'How many?'
'Twenty-five—deliver!'
Mazaud was doubtless now executing some of the orders received from Fayeux. Many provincial gamblers, with a view to limiting their losses, buy and sell on option before venturing to launch out into obligatory transactions. However, all at once a rumour spread and spasmodic shouts arose. There had just been a fall of five francs in Universals, and then in swift succession came another and another drop, so that the price became three thousand and twenty-five.
Jantrou, who had just come back after a short absence, was just then whispering to Saccard that the Baroness Sandorff was in her brougham in the Rue Brongniart, and desired to know whether she ought to sell. Coming at the very moment of the fall, this question fairly exasperated Saccard. In his mind's eye he could see the coachman perched motionless upon his box, whilst inside the carriage, the windows of which were closed, sat the Baroness, consulting her memorandum-book as though at home.
'Let her go to Jericho!' he answered; 'and if she sells, I'll strangle her!'
He had scarcely spoken when, at the announcement of the fall of fifteen francs, Massias came running up as if in response to an alarm-bell, feeling that his services would certainly be required. And indeed Saccard, who had prepared a skilful move for forcing up the last quotations—a telegram which was to be sent from the Lyons Bourse, where a rise was certain—had begun to feel rather anxious at the telegram's non-arrival, for this precipitate drop of fifteen francs might bring about a disaster.
Like a shrewd fellow, Massias did not stop in front of him, but nudged his elbow as he passed, and, eagerly lending ear, at once received his orders: 'Quick, to Nathansohn; four hundred, five hundred, whatever may be necessary!'
This was all managed so swiftly that Pillerault and Moser were the only ones to notice it. They started after Massias, in order to find out his intentions. Now that he was in the pay of the Universal, the remisier had acquired great importance. People tried to 'pump' him, to read over his shoulder the orders which he received. And he himself now made superb profits. This smiling, good-natured, unlucky fellow, whom fortune had previously treated so harshly, was astonished by his present success, and declared that this dog's life at the Bourse was endurable after all. He no longer said that a man must needs be a Jew in order to make his way.
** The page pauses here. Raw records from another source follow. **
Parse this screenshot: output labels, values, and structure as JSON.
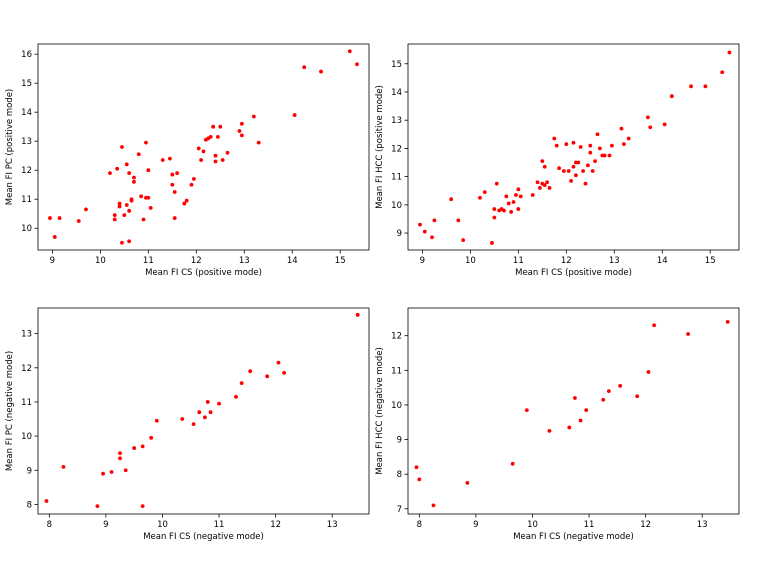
{
  "chart_data": [
    {
      "type": "scatter",
      "xlabel": "Mean FI CS (positive mode)",
      "ylabel": "Mean FI PC (positive mode)",
      "xlim": [
        8.7,
        15.6
      ],
      "ylim": [
        9.25,
        16.35
      ],
      "xticks": [
        9,
        10,
        11,
        12,
        13,
        14,
        15
      ],
      "yticks": [
        10,
        11,
        12,
        13,
        14,
        15,
        16
      ],
      "color": "#ff0000",
      "grid": false,
      "x": [
        8.95,
        9.05,
        9.15,
        9.55,
        9.7,
        10.2,
        10.3,
        10.3,
        10.35,
        10.4,
        10.4,
        10.45,
        10.45,
        10.5,
        10.55,
        10.55,
        10.6,
        10.6,
        10.6,
        10.65,
        10.65,
        10.7,
        10.7,
        10.8,
        10.85,
        10.9,
        10.95,
        10.95,
        11.0,
        11.0,
        11.05,
        11.3,
        11.45,
        11.5,
        11.5,
        11.55,
        11.55,
        11.6,
        11.75,
        11.8,
        11.9,
        11.95,
        12.05,
        12.1,
        12.15,
        12.2,
        12.25,
        12.3,
        12.35,
        12.4,
        12.4,
        12.45,
        12.5,
        12.55,
        12.65,
        12.9,
        12.95,
        12.95,
        13.2,
        13.3,
        14.05,
        14.25,
        14.6,
        15.2,
        15.35
      ],
      "y": [
        10.35,
        9.7,
        10.35,
        10.25,
        10.65,
        11.9,
        10.3,
        10.45,
        12.05,
        10.85,
        10.75,
        12.8,
        9.5,
        10.45,
        10.8,
        12.2,
        9.55,
        10.6,
        11.9,
        10.95,
        11.0,
        11.6,
        11.75,
        12.55,
        11.1,
        10.3,
        11.05,
        12.95,
        11.05,
        12.0,
        10.7,
        12.35,
        12.4,
        11.5,
        11.85,
        11.25,
        10.35,
        11.9,
        10.85,
        10.95,
        11.5,
        11.7,
        12.75,
        12.35,
        12.65,
        13.05,
        13.1,
        13.15,
        13.5,
        12.3,
        12.5,
        13.15,
        13.5,
        12.35,
        12.6,
        13.35,
        13.6,
        13.2,
        13.85,
        12.95,
        13.9,
        15.55,
        15.4,
        16.1,
        15.65
      ]
    },
    {
      "type": "scatter",
      "xlabel": "Mean FI CS (positive mode)",
      "ylabel": "Mean FI HCC (positive mode)",
      "xlim": [
        8.7,
        15.6
      ],
      "ylim": [
        8.4,
        15.7
      ],
      "xticks": [
        9,
        10,
        11,
        12,
        13,
        14,
        15
      ],
      "yticks": [
        9,
        10,
        11,
        12,
        13,
        14,
        15
      ],
      "color": "#ff0000",
      "grid": false,
      "x": [
        8.95,
        9.05,
        9.2,
        9.25,
        9.6,
        9.75,
        9.85,
        10.2,
        10.3,
        10.45,
        10.5,
        10.5,
        10.55,
        10.6,
        10.65,
        10.7,
        10.75,
        10.8,
        10.85,
        10.9,
        10.95,
        11.0,
        11.0,
        11.05,
        11.3,
        11.4,
        11.45,
        11.5,
        11.5,
        11.55,
        11.55,
        11.6,
        11.65,
        11.75,
        11.8,
        11.85,
        11.95,
        12.0,
        12.05,
        12.1,
        12.15,
        12.15,
        12.2,
        12.2,
        12.25,
        12.3,
        12.35,
        12.4,
        12.45,
        12.5,
        12.5,
        12.55,
        12.6,
        12.65,
        12.7,
        12.75,
        12.8,
        12.9,
        12.95,
        13.15,
        13.2,
        13.3,
        13.7,
        13.75,
        14.05,
        14.2,
        14.6,
        14.9,
        15.25,
        15.4
      ],
      "y": [
        9.3,
        9.05,
        8.85,
        9.45,
        10.2,
        9.45,
        8.75,
        10.25,
        10.45,
        8.65,
        9.55,
        9.85,
        10.75,
        9.8,
        9.85,
        9.8,
        10.3,
        10.05,
        9.75,
        10.1,
        10.35,
        9.85,
        10.55,
        10.3,
        10.35,
        10.8,
        10.6,
        11.55,
        10.75,
        11.35,
        10.7,
        10.8,
        10.6,
        12.35,
        12.1,
        11.3,
        11.2,
        12.15,
        11.2,
        10.85,
        11.35,
        12.2,
        11.05,
        11.5,
        11.5,
        12.05,
        11.2,
        10.75,
        11.4,
        12.1,
        11.85,
        11.2,
        11.55,
        12.5,
        12.0,
        11.75,
        11.75,
        11.75,
        12.1,
        12.7,
        12.15,
        12.35,
        13.1,
        12.75,
        12.85,
        13.85,
        14.2,
        14.2,
        14.7,
        15.4
      ]
    },
    {
      "type": "scatter",
      "xlabel": "Mean FI CS (negative mode)",
      "ylabel": "Mean FI PC (negative mode)",
      "xlim": [
        7.8,
        13.65
      ],
      "ylim": [
        7.72,
        13.75
      ],
      "xticks": [
        8,
        9,
        10,
        11,
        12,
        13
      ],
      "yticks": [
        8,
        9,
        10,
        11,
        12,
        13
      ],
      "color": "#ff0000",
      "grid": false,
      "x": [
        7.95,
        8.25,
        8.85,
        8.95,
        9.1,
        9.25,
        9.25,
        9.35,
        9.5,
        9.65,
        9.65,
        9.8,
        9.9,
        10.35,
        10.55,
        10.65,
        10.75,
        10.8,
        10.85,
        11.0,
        11.3,
        11.4,
        11.55,
        11.85,
        12.05,
        12.15,
        13.45
      ],
      "y": [
        8.1,
        9.1,
        7.95,
        8.9,
        8.95,
        9.35,
        9.5,
        9.0,
        9.65,
        7.95,
        9.7,
        9.95,
        10.45,
        10.5,
        10.35,
        10.7,
        10.55,
        11.0,
        10.7,
        10.95,
        11.15,
        11.55,
        11.9,
        11.75,
        12.15,
        11.85,
        13.55
      ]
    },
    {
      "type": "scatter",
      "xlabel": "Mean FI CS (negative mode)",
      "ylabel": "Mean FI HCC (negative mode)",
      "xlim": [
        7.8,
        13.65
      ],
      "ylim": [
        6.85,
        12.8
      ],
      "xticks": [
        8,
        9,
        10,
        11,
        12,
        13
      ],
      "yticks": [
        7,
        8,
        9,
        10,
        11,
        12
      ],
      "color": "#ff0000",
      "grid": false,
      "x": [
        7.95,
        8.0,
        8.25,
        8.85,
        9.65,
        9.9,
        10.3,
        10.65,
        10.75,
        10.85,
        10.95,
        11.25,
        11.35,
        11.55,
        11.85,
        12.05,
        12.15,
        12.75,
        13.45
      ],
      "y": [
        8.2,
        7.85,
        7.1,
        7.75,
        8.3,
        9.85,
        9.25,
        9.35,
        10.2,
        9.55,
        9.85,
        10.15,
        10.4,
        10.55,
        10.25,
        10.95,
        12.3,
        12.05,
        12.4
      ]
    }
  ]
}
At the coulisse, in the freezing air which swept through the peristyle, and which the pale afternoon sun did little to warm, Universals had fallen less rapidly than at the corbeille. And Nathansohn, warned by his acolytes, had just executed the deal which Delarocque had been unable to effect at the opening: buying in the hall at three thousand and twenty-five, he had sold again under the colonnade at three thousand and thirty-five. This did not take three minutes, and he made sixty thousand francs by the stroke. The purchase at the corbeille had already sent the shares up again to three thousand and thirty, by that balancing effect which the authorized and tolerated markets have one upon another. From the hall to the peristyle there was an incessant gallop of clerks, elbowing their way through the crowd with orders. Nevertheless, prices were about to weaken at the coulisse, when the order which Massias brought Nathansohn sustained them at three thousand and thirty-five, and even raised them to three thousand and forty; the consequence being that at the corbeille the stock again rose to the opening quotation. However, it was difficult to maintain that figure; for evidently enough the tactics of Jacoby and the other 'bear' brokers were to reserve the large sales until the last half-hour, when, amid the confusion, they hoped to overwhelm the market with them and precipitate a collapse.
Saccard understood the danger so clearly that he made a preconcerted sign to Sabatani, who was standing a few steps away, smoking a cigarette with the unconcerned, languid air of a ladies' man. And on observing his patron's signal he at once slipped through the crowd, with all the suppleness of a snake, and made his way to the 'Guitar,' whence, with his ears on the alert, ever attentive to the quotations, he did not cease sending Mazaud orders inscribed upon green fiches, of which he held a large supply. None the less, however, so determined was the attack of the 'bears' that Universals again fell five francs.